Rien de ce qui se passe ne se passe vraiment. Dans ce roman étrange, variable en quelque sorte, tout tient à la disposition qu’empruntent les errements de cet homme qui pourrait être n’importe qui (sans âge, sans trait, simplement épuisé), tout est affaire de rêve, de délire, d’illusion, de reprise, d’entremêlement du vrai et du faux, de dérèglement. Entre deux lieux improbables – la ville fantôme et le désert – qui inscrivent l’homme dans le « territoire », rien n’est possible et pourtant tout advient (à moins que ce ne soit le contraire ?), la ville est et n’est pas, à la fois illusion et réalité absolue.

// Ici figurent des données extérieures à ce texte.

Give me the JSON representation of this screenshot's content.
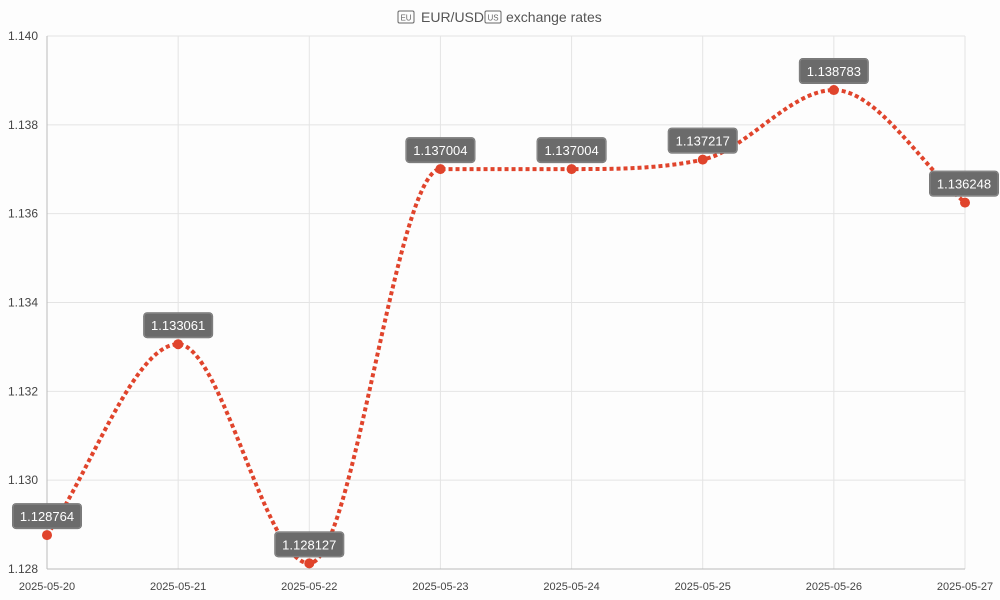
{
  "chart_data": {
    "type": "line",
    "title": "EUR/USD exchange rates",
    "title_icons": [
      "eu-flag-icon",
      "us-flag-icon"
    ],
    "title_icon_texts": [
      "EU",
      "US"
    ],
    "xlabel": "",
    "ylabel": "",
    "x": [
      "2025-05-20",
      "2025-05-21",
      "2025-05-22",
      "2025-05-23",
      "2025-05-24",
      "2025-05-25",
      "2025-05-26",
      "2025-05-27"
    ],
    "series": [
      {
        "values": [
          1.128764,
          1.133061,
          1.128127,
          1.137004,
          1.137004,
          1.137217,
          1.138783,
          1.136248
        ],
        "data_labels": [
          "1.128764",
          "1.133061",
          "1.128127",
          "1.137004",
          "1.137004",
          "1.137217",
          "1.138783",
          "1.136248"
        ],
        "color": "#e0442c",
        "line_style": "dotted",
        "smooth": true
      }
    ],
    "ylim": [
      1.128,
      1.14
    ],
    "yticks": [
      "1.128",
      "1.130",
      "1.132",
      "1.134",
      "1.136",
      "1.138",
      "1.140"
    ],
    "ytick_values": [
      1.128,
      1.13,
      1.132,
      1.134,
      1.136,
      1.138,
      1.14
    ],
    "grid": true,
    "legend": "none",
    "colors": {
      "line": "#e0442c",
      "point": "#e0442c",
      "label_bg": "#6b6b6b",
      "label_text": "#ffffff",
      "grid": "#e4e4e4",
      "axis": "#bbbbbb"
    }
  }
}
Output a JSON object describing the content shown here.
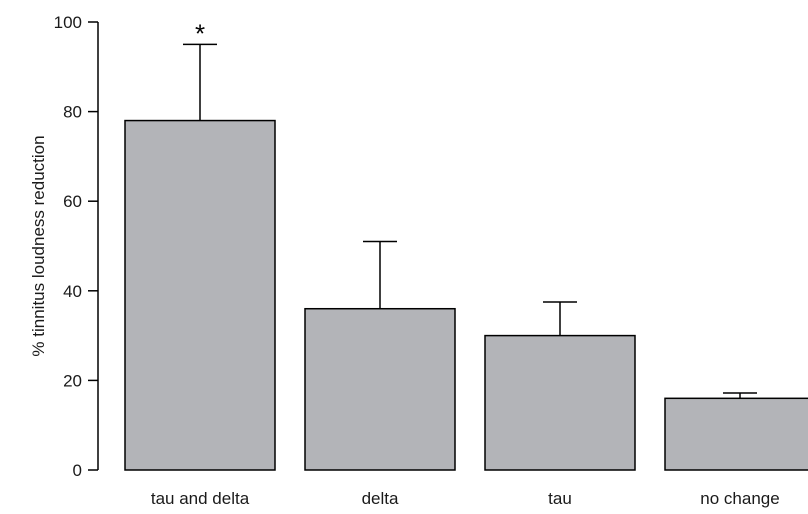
{
  "chart_data": {
    "type": "bar",
    "categories": [
      "tau and delta",
      "delta",
      "tau",
      "no change"
    ],
    "values": [
      78,
      36,
      30,
      16
    ],
    "error_upper": [
      95,
      51,
      37.5,
      17.2
    ],
    "significance": [
      "*",
      "",
      "",
      ""
    ],
    "title": "",
    "xlabel": "",
    "ylabel": "% tinnitus loudness reduction",
    "ylim": [
      0,
      100
    ],
    "yticks": [
      0,
      20,
      40,
      60,
      80,
      100
    ],
    "grid": false,
    "legend": "none",
    "colors": {
      "bar_fill": "#b3b4b8",
      "bar_stroke": "#000000",
      "axis": "#000000"
    }
  }
}
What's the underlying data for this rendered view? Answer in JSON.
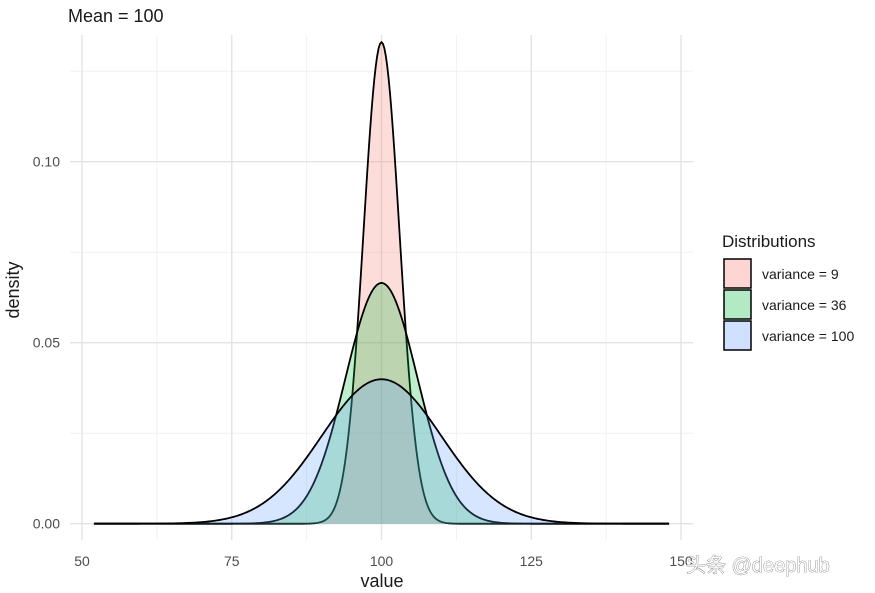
{
  "chart_data": {
    "type": "area",
    "title": "Mean = 100",
    "xlabel": "value",
    "ylabel": "density",
    "xlim": [
      48,
      152
    ],
    "ylim": [
      -0.0045,
      0.135
    ],
    "x_ticks": [
      50,
      75,
      100,
      125,
      150
    ],
    "x_tick_labels": [
      "50",
      "75",
      "100",
      "125",
      "150"
    ],
    "y_ticks": [
      0.0,
      0.05,
      0.1
    ],
    "y_tick_labels": [
      "0.00",
      "0.05",
      "0.10"
    ],
    "grid": true,
    "legend": {
      "title": "Distributions",
      "position": "right"
    },
    "mean": 100,
    "x_range": [
      52,
      148
    ],
    "series": [
      {
        "name": "variance = 9",
        "variance": 9,
        "peak": 0.133,
        "fill": "#f8766d"
      },
      {
        "name": "variance = 36",
        "variance": 36,
        "peak": 0.0665,
        "fill": "#00ba38"
      },
      {
        "name": "variance = 100",
        "variance": 100,
        "peak": 0.0399,
        "fill": "#619cff"
      }
    ]
  },
  "watermark": "头条 @deephub"
}
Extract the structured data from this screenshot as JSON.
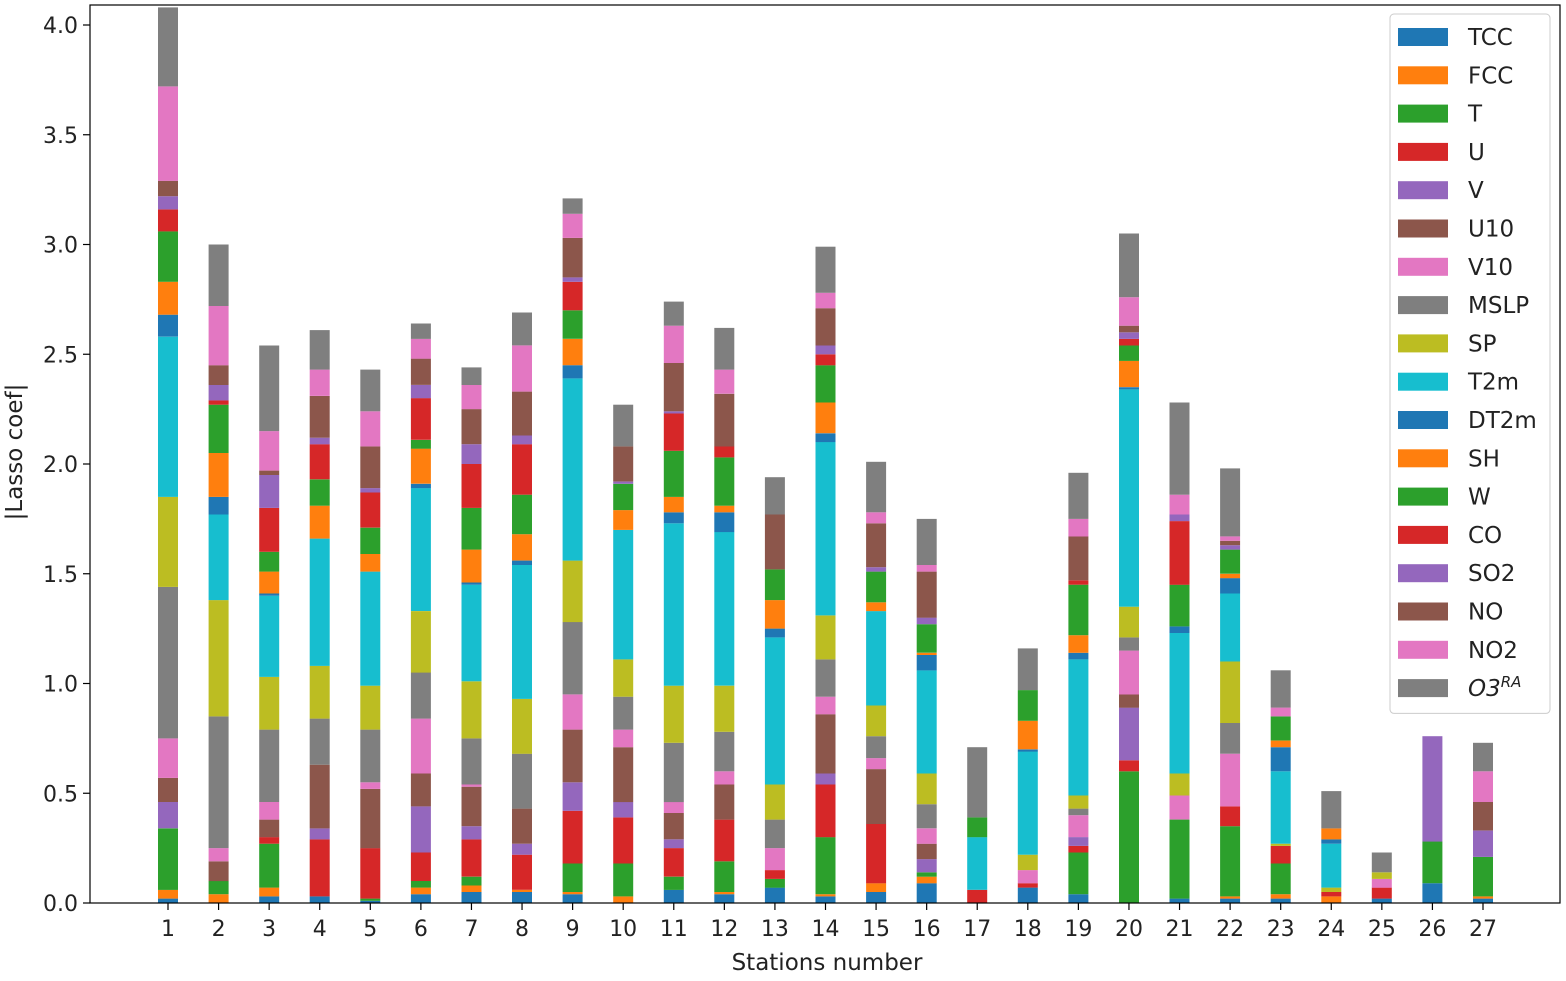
{
  "chart_data": {
    "type": "bar",
    "stacked": true,
    "xlabel": "Stations number",
    "ylabel": "|Lasso coef|",
    "ylim": [
      0,
      4.0
    ],
    "yticks": [
      "0.0",
      "0.5",
      "1.0",
      "1.5",
      "2.0",
      "2.5",
      "3.0",
      "3.5",
      "4.0"
    ],
    "categories": [
      "1",
      "2",
      "3",
      "4",
      "5",
      "6",
      "7",
      "8",
      "9",
      "10",
      "11",
      "12",
      "13",
      "14",
      "15",
      "16",
      "17",
      "18",
      "19",
      "20",
      "21",
      "22",
      "23",
      "24",
      "25",
      "26",
      "27"
    ],
    "legend_position": "top-right",
    "series": [
      {
        "name": "TCC",
        "color": "#1f77b4",
        "values": [
          0.02,
          0.0,
          0.03,
          0.03,
          0.01,
          0.04,
          0.05,
          0.05,
          0.04,
          0.0,
          0.06,
          0.04,
          0.07,
          0.03,
          0.05,
          0.09,
          0.0,
          0.07,
          0.04,
          0.0,
          0.02,
          0.02,
          0.02,
          0.0,
          0.02,
          0.09,
          0.02
        ]
      },
      {
        "name": "FCC",
        "color": "#ff7f0e",
        "values": [
          0.04,
          0.04,
          0.04,
          0.0,
          0.0,
          0.03,
          0.03,
          0.01,
          0.01,
          0.03,
          0.0,
          0.01,
          0.0,
          0.01,
          0.04,
          0.03,
          0.0,
          0.0,
          0.0,
          0.0,
          0.0,
          0.01,
          0.02,
          0.03,
          0.0,
          0.0,
          0.01
        ]
      },
      {
        "name": "T",
        "color": "#2ca02c",
        "values": [
          0.28,
          0.06,
          0.2,
          0.0,
          0.01,
          0.03,
          0.04,
          0.0,
          0.13,
          0.15,
          0.06,
          0.14,
          0.04,
          0.26,
          0.0,
          0.02,
          0.0,
          0.0,
          0.19,
          0.6,
          0.36,
          0.32,
          0.14,
          0.0,
          0.0,
          0.19,
          0.18
        ]
      },
      {
        "name": "U",
        "color": "#d62728",
        "values": [
          0.0,
          0.0,
          0.03,
          0.26,
          0.23,
          0.13,
          0.17,
          0.16,
          0.24,
          0.21,
          0.13,
          0.19,
          0.04,
          0.24,
          0.27,
          0.0,
          0.06,
          0.02,
          0.03,
          0.05,
          0.0,
          0.09,
          0.08,
          0.02,
          0.05,
          0.0,
          0.0
        ]
      },
      {
        "name": "V",
        "color": "#9467bd",
        "values": [
          0.12,
          0.0,
          0.0,
          0.05,
          0.0,
          0.21,
          0.06,
          0.05,
          0.13,
          0.07,
          0.04,
          0.0,
          0.0,
          0.05,
          0.0,
          0.06,
          0.0,
          0.0,
          0.04,
          0.24,
          0.0,
          0.0,
          0.0,
          0.0,
          0.0,
          0.48,
          0.12
        ]
      },
      {
        "name": "U10",
        "color": "#8c564b",
        "values": [
          0.11,
          0.09,
          0.08,
          0.29,
          0.27,
          0.15,
          0.18,
          0.16,
          0.24,
          0.25,
          0.12,
          0.16,
          0.0,
          0.27,
          0.25,
          0.07,
          0.0,
          0.0,
          0.0,
          0.06,
          0.0,
          0.0,
          0.0,
          0.0,
          0.0,
          0.0,
          0.13
        ]
      },
      {
        "name": "V10",
        "color": "#e377c2",
        "values": [
          0.18,
          0.06,
          0.08,
          0.0,
          0.03,
          0.25,
          0.01,
          0.0,
          0.16,
          0.08,
          0.05,
          0.06,
          0.1,
          0.08,
          0.05,
          0.07,
          0.0,
          0.06,
          0.1,
          0.2,
          0.11,
          0.24,
          0.0,
          0.0,
          0.04,
          0.0,
          0.14
        ]
      },
      {
        "name": "MSLP",
        "color": "#7f7f7f",
        "values": [
          0.69,
          0.6,
          0.33,
          0.21,
          0.24,
          0.21,
          0.21,
          0.25,
          0.33,
          0.15,
          0.27,
          0.18,
          0.13,
          0.17,
          0.1,
          0.11,
          0.0,
          0.0,
          0.03,
          0.06,
          0.0,
          0.14,
          0.0,
          0.0,
          0.0,
          0.0,
          0.13
        ]
      },
      {
        "name": "SP",
        "color": "#bcbd22",
        "values": [
          0.41,
          0.53,
          0.24,
          0.24,
          0.2,
          0.28,
          0.26,
          0.25,
          0.28,
          0.17,
          0.26,
          0.21,
          0.16,
          0.2,
          0.14,
          0.14,
          0.0,
          0.07,
          0.06,
          0.14,
          0.1,
          0.28,
          0.01,
          0.02,
          0.03,
          0.0,
          0.0
        ]
      },
      {
        "name": "T2m",
        "color": "#17becf",
        "values": [
          0.73,
          0.39,
          0.37,
          0.58,
          0.52,
          0.56,
          0.44,
          0.61,
          0.83,
          0.59,
          0.74,
          0.7,
          0.67,
          0.79,
          0.43,
          0.47,
          0.24,
          0.47,
          0.62,
          0.99,
          0.64,
          0.31,
          0.33,
          0.2,
          0.0,
          0.0,
          0.0
        ]
      },
      {
        "name": "DT2m",
        "color": "#1f77b4",
        "values": [
          0.1,
          0.08,
          0.01,
          0.0,
          0.0,
          0.02,
          0.01,
          0.02,
          0.06,
          0.0,
          0.05,
          0.09,
          0.04,
          0.04,
          0.0,
          0.07,
          0.0,
          0.01,
          0.03,
          0.01,
          0.03,
          0.07,
          0.11,
          0.02,
          0.0,
          0.0,
          0.0
        ]
      },
      {
        "name": "SH",
        "color": "#ff7f0e",
        "values": [
          0.15,
          0.2,
          0.1,
          0.15,
          0.08,
          0.16,
          0.15,
          0.12,
          0.12,
          0.09,
          0.07,
          0.03,
          0.13,
          0.14,
          0.04,
          0.01,
          0.0,
          0.13,
          0.08,
          0.12,
          0.0,
          0.02,
          0.03,
          0.05,
          0.0,
          0.0,
          0.0
        ]
      },
      {
        "name": "W",
        "color": "#2ca02c",
        "values": [
          0.23,
          0.22,
          0.09,
          0.12,
          0.12,
          0.04,
          0.19,
          0.18,
          0.13,
          0.12,
          0.21,
          0.22,
          0.14,
          0.17,
          0.14,
          0.13,
          0.09,
          0.14,
          0.23,
          0.07,
          0.19,
          0.11,
          0.11,
          0.0,
          0.0,
          0.0,
          0.0
        ]
      },
      {
        "name": "CO",
        "color": "#d62728",
        "values": [
          0.1,
          0.02,
          0.2,
          0.16,
          0.16,
          0.19,
          0.2,
          0.23,
          0.13,
          0.0,
          0.17,
          0.05,
          0.0,
          0.05,
          0.0,
          0.0,
          0.0,
          0.0,
          0.02,
          0.03,
          0.29,
          0.0,
          0.0,
          0.0,
          0.0,
          0.0,
          0.0
        ]
      },
      {
        "name": "SO2",
        "color": "#9467bd",
        "values": [
          0.06,
          0.07,
          0.15,
          0.03,
          0.02,
          0.06,
          0.09,
          0.04,
          0.02,
          0.01,
          0.01,
          0.0,
          0.0,
          0.04,
          0.02,
          0.03,
          0.0,
          0.0,
          0.0,
          0.03,
          0.03,
          0.02,
          0.0,
          0.0,
          0.0,
          0.0,
          0.0
        ]
      },
      {
        "name": "NO",
        "color": "#8c564b",
        "values": [
          0.07,
          0.09,
          0.02,
          0.19,
          0.19,
          0.12,
          0.16,
          0.2,
          0.18,
          0.16,
          0.22,
          0.24,
          0.25,
          0.17,
          0.2,
          0.21,
          0.0,
          0.0,
          0.2,
          0.03,
          0.0,
          0.02,
          0.0,
          0.0,
          0.0,
          0.0,
          0.0
        ]
      },
      {
        "name": "NO2",
        "color": "#e377c2",
        "values": [
          0.43,
          0.27,
          0.18,
          0.12,
          0.16,
          0.09,
          0.11,
          0.21,
          0.11,
          0.0,
          0.17,
          0.11,
          0.0,
          0.07,
          0.05,
          0.03,
          0.0,
          0.0,
          0.08,
          0.13,
          0.09,
          0.02,
          0.04,
          0.0,
          0.0,
          0.0,
          0.0
        ]
      },
      {
        "name": "O3",
        "label_base": "O3",
        "label_sup": "RA",
        "color": "#7f7f7f",
        "values": [
          0.36,
          0.28,
          0.39,
          0.18,
          0.19,
          0.07,
          0.08,
          0.15,
          0.07,
          0.19,
          0.11,
          0.19,
          0.17,
          0.21,
          0.23,
          0.21,
          0.32,
          0.19,
          0.21,
          0.29,
          0.42,
          0.31,
          0.17,
          0.17,
          0.09,
          0.0,
          0.0
        ]
      }
    ]
  }
}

Le personnage y est sans y être, passant d’une vie où il est shérif sans rien commander à des épisodes extérieurs où il est successivement attaqué par un indien chamane, chef d’un gang pilleur de train, fiancé involontaire d’une prostituée aux cheveux oranges, chasseur de prime, recouvreur de troupeaux…

L’intérêt de ce livre n’est donc pas, on le comprend vite, de raconter une histoire, de donner une chronologie à l’errance de cet homme épuisé qui chevauche un bestiau qui meurt à plusieurs reprises… Ici, tout est affaire de disposition, de jeu, de décalage, de répétition, de la construction d’un récit à la fois profondément ironique et parodique (on y trouve tous les ingrédients du western classique) et qui déconstruit une mythologie, s’interroge sur la nature profonde du réel. Les histoires de Coover sont comme des disques rayés, il y reprend, y réorganise une matière compacte qu’il étale, en dépliant les rebours, aplanissant les coins d’une divagation, entre réel et folie. Comme dans une part de ses livres (2), il développe une trame en la répétant, la déjouant, la décalant, pour entreprendre le monde sur le mode de la sérialité, écrivant des suites de scènes qui, décrites dans une langue d’une merveilleuse inventivité et d’une économie remarquable, saisissent à la fois ce qui se passe et ce qui ne se passe pas, entremêlant l’un à l’autre, jusqu’à nous faire douter de tout et de penser que, peut-être, rien ne se passe et que tout n’est qu’hallucinations et illusions.

Coover défait le mythe américain, il dérange l’ordre d’une représentation mentale qui ressortit du rêve, de l’épopée de l’individu solitaire que glorifie la représentation habituelle du Grand Ouest. Il transforme le songe en cauchemar, faisant du désert et de la ville fantôme, c’est-à-dire celle qui apparaît à l’un pour n’être rien pour l’autre, un creuset pour héros dégénérés, décomposant toutes les strates d’une geste collective pour en faire saillir les fêlures et les contradictions, les enfermant dans un éternel jeu ironique et dangereux. Le livre de Coover est une lente agonie du texte, sa disparition en quelque sorte, comme si la disposition, du monde, du texte, constituait le seul devenir possible, créant ainsi un hypertexte qui contaminerait tous les discours, tout le roman, devenu insaisissable, comme cette ville fantôme qui se dilue toujours dans le paysage pour réapparaître sans fin plus loin, plus loin, plus loin…

1. Roman paru en 2008 aux mêmes éditions (cf. QL n° 971).
2. On pensera à ses magnifiques récits : Rose (L’Aubépine) et La Bonne et son maître.